Boston: More than 50 per cent of the world’s oceans will shift in colour due to climate change by the year 2100, an MIT study has found. Climate change is causing significant changes to phytoplankton in the world’s oceans, and over the coming decades these changes will affect the ocean’s colour, intensifying its blue regions and its green ones, according to the study published in the journal Nature Communications.
Satellites should detect these changes in hue, providing early warning of wide-scale changes to marine ecosystems, said researchers at the Massachusetts Institute of Technology (MIT) in the US. They developed a global model that simulates the growth and interaction of different species of phytoplankton, or algae, and how the mix of species in various locations will change as temperatures rise around the world.

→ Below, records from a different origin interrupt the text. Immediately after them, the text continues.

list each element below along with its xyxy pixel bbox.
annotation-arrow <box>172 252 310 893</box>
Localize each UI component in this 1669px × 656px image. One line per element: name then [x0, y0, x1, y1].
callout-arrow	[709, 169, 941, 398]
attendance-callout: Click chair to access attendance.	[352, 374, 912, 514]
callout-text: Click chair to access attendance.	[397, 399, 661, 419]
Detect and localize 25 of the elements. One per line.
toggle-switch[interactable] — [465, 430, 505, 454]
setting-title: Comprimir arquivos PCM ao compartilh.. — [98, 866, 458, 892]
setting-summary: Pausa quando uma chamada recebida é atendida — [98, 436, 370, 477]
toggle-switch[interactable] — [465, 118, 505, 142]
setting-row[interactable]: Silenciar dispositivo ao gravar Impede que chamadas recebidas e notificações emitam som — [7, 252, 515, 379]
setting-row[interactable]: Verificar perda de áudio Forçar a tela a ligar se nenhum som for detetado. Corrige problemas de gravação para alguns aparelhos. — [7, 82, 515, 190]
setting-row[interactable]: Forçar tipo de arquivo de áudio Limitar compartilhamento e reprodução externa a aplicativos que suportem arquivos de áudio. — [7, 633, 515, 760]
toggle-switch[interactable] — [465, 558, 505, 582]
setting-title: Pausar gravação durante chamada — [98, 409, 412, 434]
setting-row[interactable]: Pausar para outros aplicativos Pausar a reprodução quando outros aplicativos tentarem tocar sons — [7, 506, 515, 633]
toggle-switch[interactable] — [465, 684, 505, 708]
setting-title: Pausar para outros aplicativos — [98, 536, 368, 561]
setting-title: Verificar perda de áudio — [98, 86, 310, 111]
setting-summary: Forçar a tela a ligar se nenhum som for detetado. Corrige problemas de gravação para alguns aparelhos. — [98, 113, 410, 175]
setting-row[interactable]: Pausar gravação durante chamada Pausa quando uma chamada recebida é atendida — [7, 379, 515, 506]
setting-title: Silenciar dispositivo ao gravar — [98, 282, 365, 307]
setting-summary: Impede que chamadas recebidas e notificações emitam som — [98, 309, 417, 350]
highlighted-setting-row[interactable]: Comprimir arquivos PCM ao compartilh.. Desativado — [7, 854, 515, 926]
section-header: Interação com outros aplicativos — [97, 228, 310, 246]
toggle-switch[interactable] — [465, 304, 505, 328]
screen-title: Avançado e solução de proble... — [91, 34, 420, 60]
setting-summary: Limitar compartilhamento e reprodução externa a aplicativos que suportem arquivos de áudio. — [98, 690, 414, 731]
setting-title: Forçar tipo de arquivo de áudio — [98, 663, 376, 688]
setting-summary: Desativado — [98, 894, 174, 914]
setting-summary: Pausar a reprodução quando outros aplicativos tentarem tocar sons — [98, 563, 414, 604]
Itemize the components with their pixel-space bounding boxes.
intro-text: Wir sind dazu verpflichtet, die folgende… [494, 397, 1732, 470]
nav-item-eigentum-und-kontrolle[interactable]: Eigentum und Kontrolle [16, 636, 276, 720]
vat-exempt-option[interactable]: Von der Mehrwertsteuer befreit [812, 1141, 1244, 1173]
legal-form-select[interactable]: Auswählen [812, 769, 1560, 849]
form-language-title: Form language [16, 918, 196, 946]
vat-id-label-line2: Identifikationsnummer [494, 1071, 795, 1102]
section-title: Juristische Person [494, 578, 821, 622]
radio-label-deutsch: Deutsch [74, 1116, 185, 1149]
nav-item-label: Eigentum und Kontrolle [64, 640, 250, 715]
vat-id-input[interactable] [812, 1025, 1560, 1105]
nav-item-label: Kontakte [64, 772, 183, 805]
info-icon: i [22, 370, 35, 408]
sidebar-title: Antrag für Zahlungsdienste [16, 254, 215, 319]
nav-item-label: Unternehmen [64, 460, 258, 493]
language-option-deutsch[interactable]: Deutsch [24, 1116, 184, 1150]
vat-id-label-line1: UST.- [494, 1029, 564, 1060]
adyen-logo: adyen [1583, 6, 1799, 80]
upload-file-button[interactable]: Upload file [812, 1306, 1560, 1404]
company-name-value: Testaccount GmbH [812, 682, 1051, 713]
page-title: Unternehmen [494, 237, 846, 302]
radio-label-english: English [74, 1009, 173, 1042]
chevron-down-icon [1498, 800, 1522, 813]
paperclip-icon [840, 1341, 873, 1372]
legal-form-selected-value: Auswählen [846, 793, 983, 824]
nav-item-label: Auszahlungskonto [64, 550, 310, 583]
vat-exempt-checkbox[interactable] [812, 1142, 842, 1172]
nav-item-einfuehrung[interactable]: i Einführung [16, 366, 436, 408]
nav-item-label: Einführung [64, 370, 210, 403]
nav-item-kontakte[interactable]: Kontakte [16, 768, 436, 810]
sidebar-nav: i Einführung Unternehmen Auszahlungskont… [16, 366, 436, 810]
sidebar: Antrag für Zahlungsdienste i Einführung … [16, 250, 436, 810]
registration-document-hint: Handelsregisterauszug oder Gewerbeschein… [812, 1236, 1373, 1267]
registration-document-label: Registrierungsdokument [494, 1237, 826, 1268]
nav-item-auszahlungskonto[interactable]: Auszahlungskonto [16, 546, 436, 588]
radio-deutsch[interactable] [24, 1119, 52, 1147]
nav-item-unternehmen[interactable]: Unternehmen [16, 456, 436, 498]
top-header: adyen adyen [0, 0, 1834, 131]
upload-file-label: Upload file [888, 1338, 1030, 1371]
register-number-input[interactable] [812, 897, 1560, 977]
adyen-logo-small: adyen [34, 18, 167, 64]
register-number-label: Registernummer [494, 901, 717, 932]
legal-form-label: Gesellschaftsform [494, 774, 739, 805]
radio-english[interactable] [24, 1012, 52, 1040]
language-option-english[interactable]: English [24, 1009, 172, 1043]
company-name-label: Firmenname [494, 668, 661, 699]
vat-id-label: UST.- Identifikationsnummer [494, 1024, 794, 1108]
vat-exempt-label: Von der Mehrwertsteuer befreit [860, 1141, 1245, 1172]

The researchers also simulated the way phytoplankton absorb and reflect light, and how the ocean’s colour changes as global warming affects the makeup of phytoplankton communities. They ran the model through the end of the 21st century and found that, by the year 2100, more than 50 per cent of the world’s oceans will shift in colour, due to climate change.
The study suggests that blue regions, such as the subtropics, will become even more blue, reflecting even less phytoplankton — and life in general — in those waters, compared with today. Some regions that are greener today, such as near the poles, may turn even deeper green, as warmer temperatures brew up larger blooms of more diverse phytoplankton.